É comum afirmar que “não há violação ao princípio da vedação de decisão surpresa quando o resultado da lide está previsto no ordenamento jurídico e é um desdobramento natural da controvérsia.”
Também se argumenta que “inexiste julgamento fora do pedido ou decisão surpresa quando a solução adotada possui correlação lógica com os fatos narrados na inicial e o pedido, bem como está inserta no âmbito do desdobramento causal, possível e natural da controvérsia, obtida à luz do ordenamento jurídico vigente, pois a lei deve ser de conhecimento de todos, não podendo ninguém se dizer surpreendido com a sua aplicação.”
Muitas decisões também sustentam que “a subsunção jurídica diversa daquela pretendida pela parte não configura surpresa” ou que “o magistrado não está obrigado a intimar a parte para manifestação acerca de cada fundamento jurídico que utilizará em sua decisão.”
Além disso, segundo algumas decisões, a vedação à decisão surpresa não implica que o juiz deva consultar as partes antes de cada solução dada às controvérsias apresentadas, especialmente quando elas já tiveram a oportunidade de se manifestar, tendo sido estabelecido o contraditório.
Há também decisões que afastam a regra do CPC, art. 989, inciso III, “de modo que eventual contraditório se estabeleça após o juízo de procedência fundado em precedente vinculante e/ou reiterada jurisprudência da Corte em torno do paradigma.”
E são bastante comuns julgados segundo os quais o magistrado não está obrigado a rebater os argumentos das partes se tiver encontrado motivos suficientes para embasar a decisão.
Não se pode dizer que a jurisprudência tenha dado as costas ao contraditório.

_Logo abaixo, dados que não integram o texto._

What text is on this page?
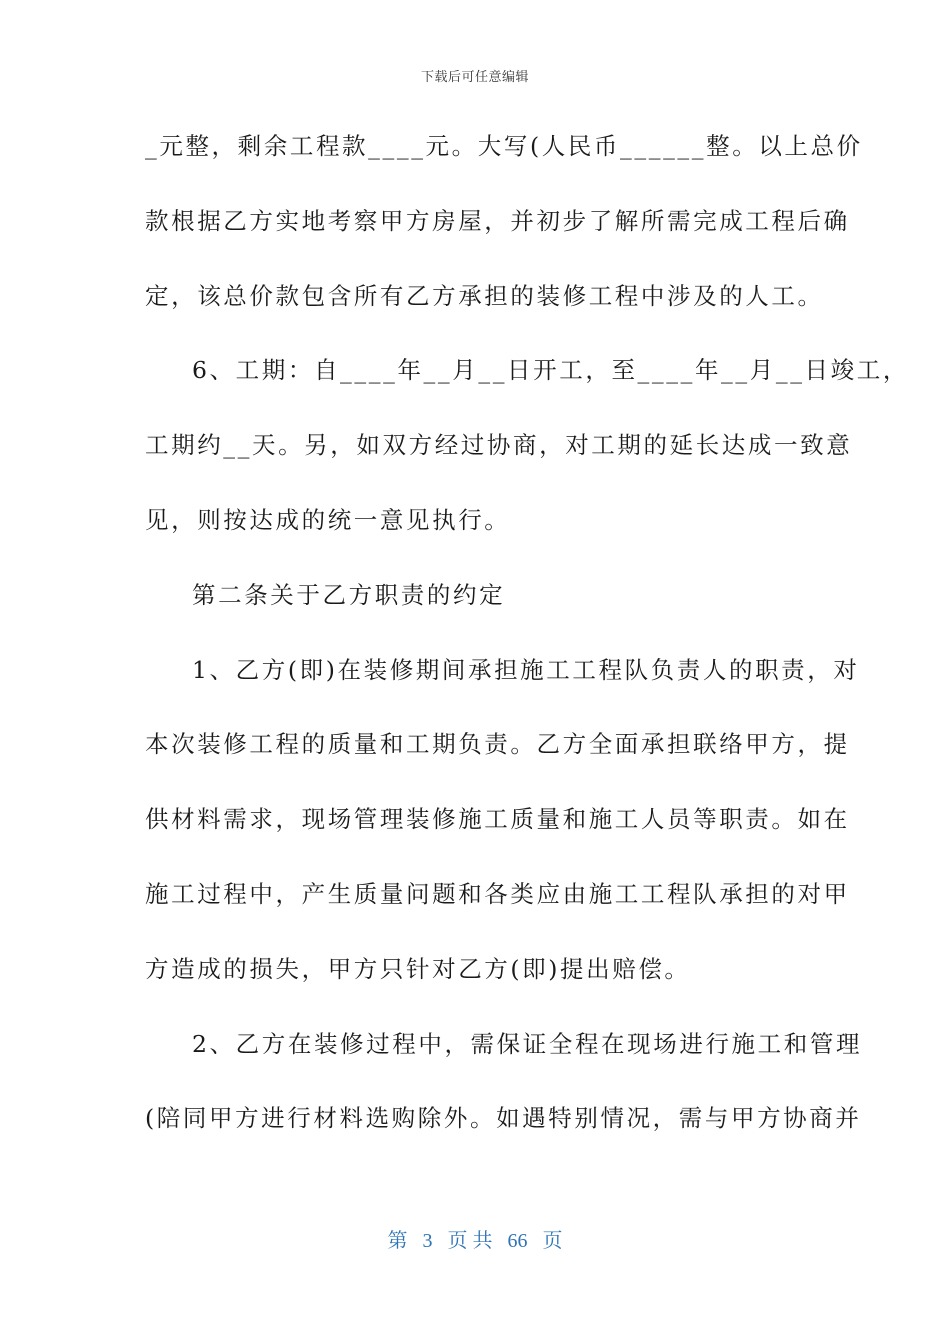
下载后可任意编辑
_元整，剩余工程款____元。大写(人民币______整。以上总价
款根据乙方实地考察甲方房屋，并初步了解所需完成工程后确
定，该总价款包含所有乙方承担的装修工程中涉及的人工。
6、工期：自____年__月__日开工，至____年__月__日竣工，
工期约__天。另，如双方经过协商，对工期的延长达成一致意
见，则按达成的统一意见执行。
第二条关于乙方职责的约定
1、乙方(即)在装修期间承担施工工程队负责人的职责，对
本次装修工程的质量和工期负责。乙方全面承担联络甲方，提
供材料需求，现场管理装修施工质量和施工人员等职责。如在
施工过程中，产生质量问题和各类应由施工工程队承担的对甲
方造成的损失，甲方只针对乙方(即)提出赔偿。
2、乙方在装修过程中，需保证全程在现场进行施工和管理
(陪同甲方进行材料选购除外。如遇特别情况，需与甲方协商并
第 3 页 共 66 页
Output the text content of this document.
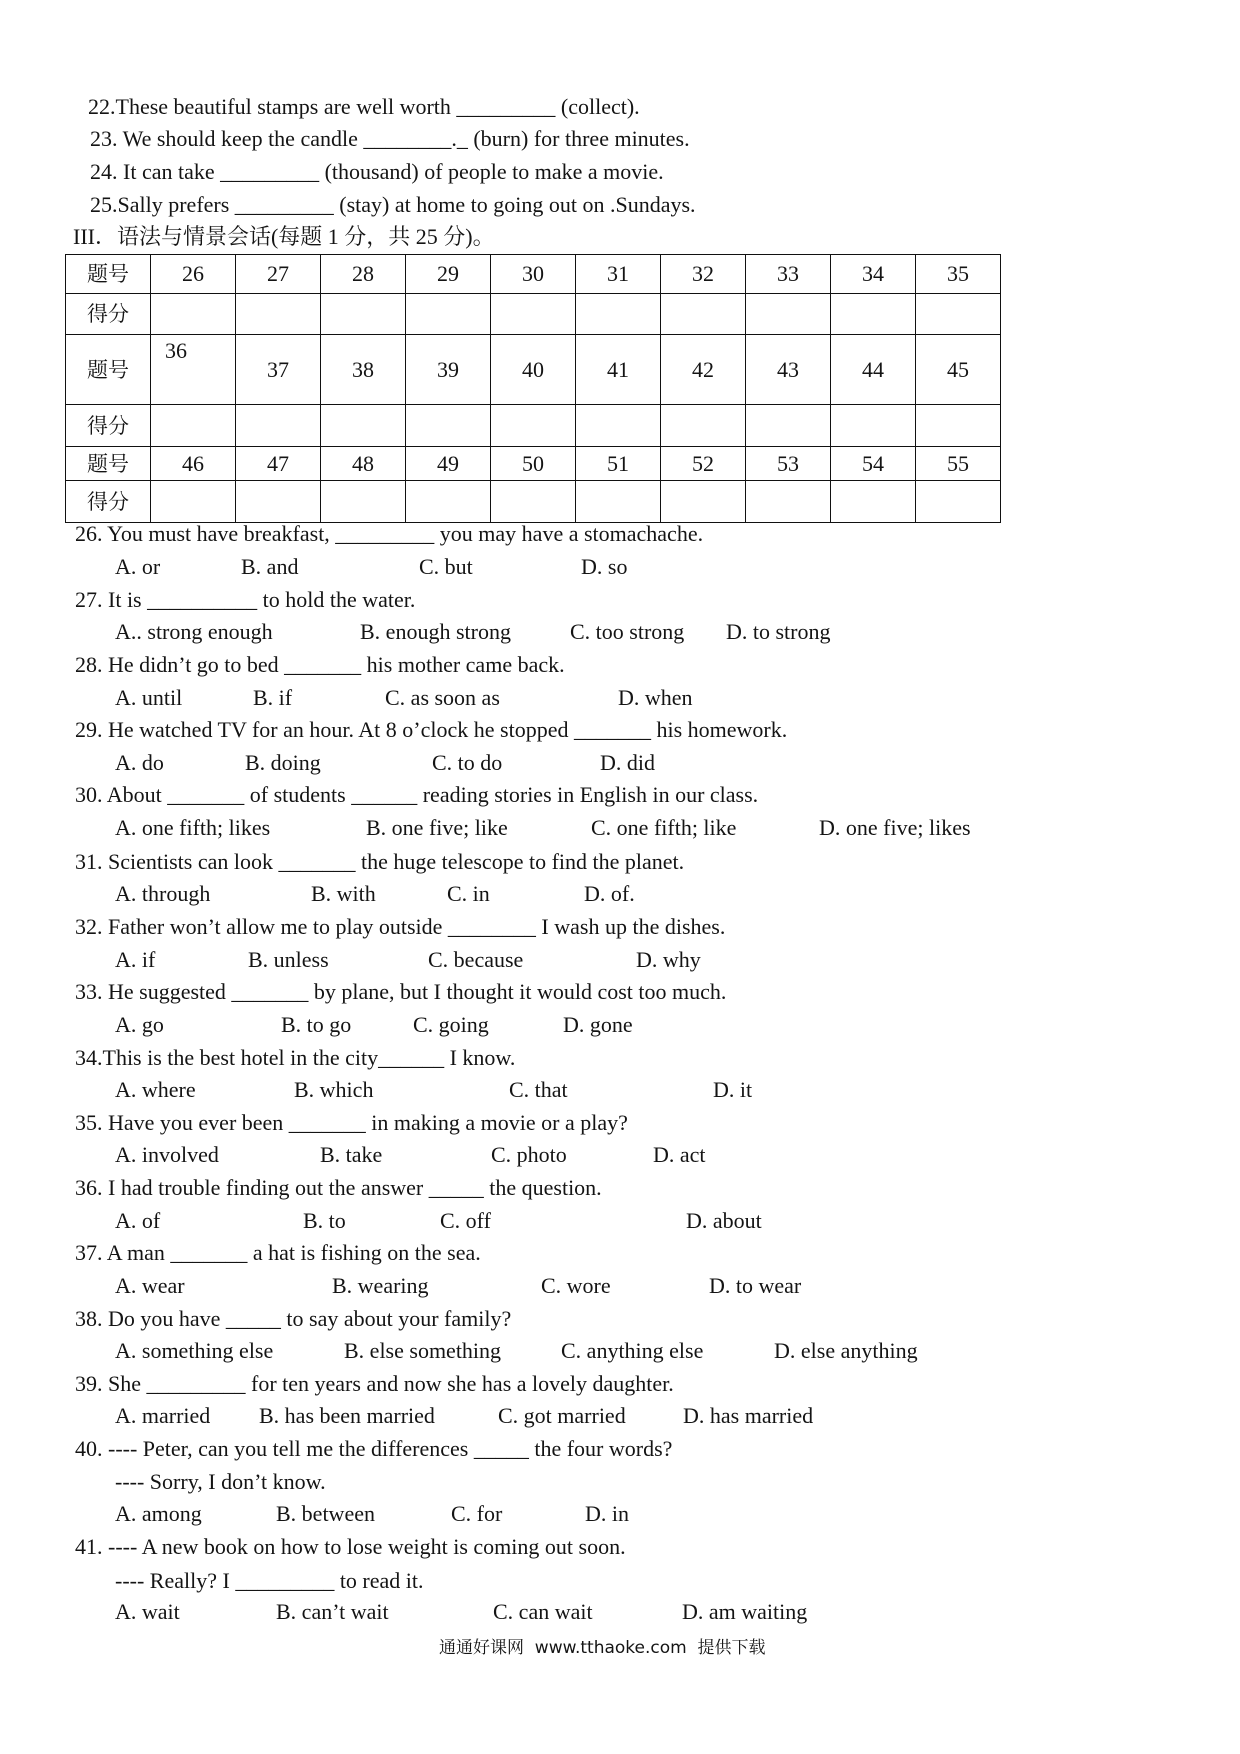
22.These beautiful stamps are well worth _________ (collect).
23. We should keep the candle ________._ (burn) for three minutes.
24. It can take _________ (thousand) of people to make a movie.
25.Sally prefers _________ (stay) at home to going out on .Sundays.
III．语法与情景会话(每题 1 分，共 25 分)。
题号	26	27	28	29	30	31	32	33	34	35
得分										
题号	36	37	38	39	40	41	42	43	44	45
得分										
题号	46	47	48	49	50	51	52	53	54	55
得分										
26. You must have breakfast, _________ you may have a stomachache.
A. or	B. and	C. but	D. so
27. It is __________ to hold the water.
A.. strong enough	B. enough strong	C. too strong D. to strong
28. He didn’t go to bed _______ his mother came back.
A. until	B. if	C. as soon as	D. when
29. He watched TV for an hour. At 8 o’clock he stopped _______ his homework.
A. do	B. doing	C. to do	D. did
30. About _______ of students ______ reading stories in English in our class.
A. one fifth; likes	B. one five; like	C. one fifth; like	D. one five; likes
31. Scientists can look _______ the huge telescope to find the planet.
A. through	B. with	C. in	D. of.
32. Father won’t allow me to play outside ________ I wash up the dishes.
A. if	B. unless	C. because	D. why
33. He suggested _______ by plane, but I thought it would cost too much.
A. go	B. to go	C. going	D. gone
34.This is the best hotel in the city______ I know.
A. where	B. which	C. that	D. it
35. Have you ever been _______ in making a movie or a play?
A. involved	B. take	C. photo	D. act
36. I had trouble finding out the answer _____ the question.
A. of	B. to	C. off	D. about
37. A man _______ a hat is fishing on the sea.
A. wear	B. wearing	C. wore	D. to wear
38. Do you have _____ to say about your family?
A. something else	B. else something	C. anything else	D. else anything
39. She _________ for ten years and now she has a lovely daughter.
A. married B. has been married	C. got married	D. has married
40. ---- Peter, can you tell me the differences _____ the four words?
---- Sorry, I don’t know.
A. among	B. between	C. for	D. in
41. ---- A new book on how to lose weight is coming out soon.
---- Really? I _________ to read it.
A. wait	B. can’t wait	C. can wait	D. am waiting
通通好课网  www.tthaoke.com  提供下载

Há decisões que prestigiam e decisões que mitigam o princípio. Como bem disse um querido amigo, “mudanças nesse sentido ocorrem lentamente, como navios que se movem em direções opostas.”
Mas é necessário enfatizar que a observância do contraditório não é opcional. Portanto, é crucial permanecer vigilante e atuar de forma combativa para garantir que o princípio e as regras que dele derivam não sejam comidos pelas beiradas, como um prato de sopa.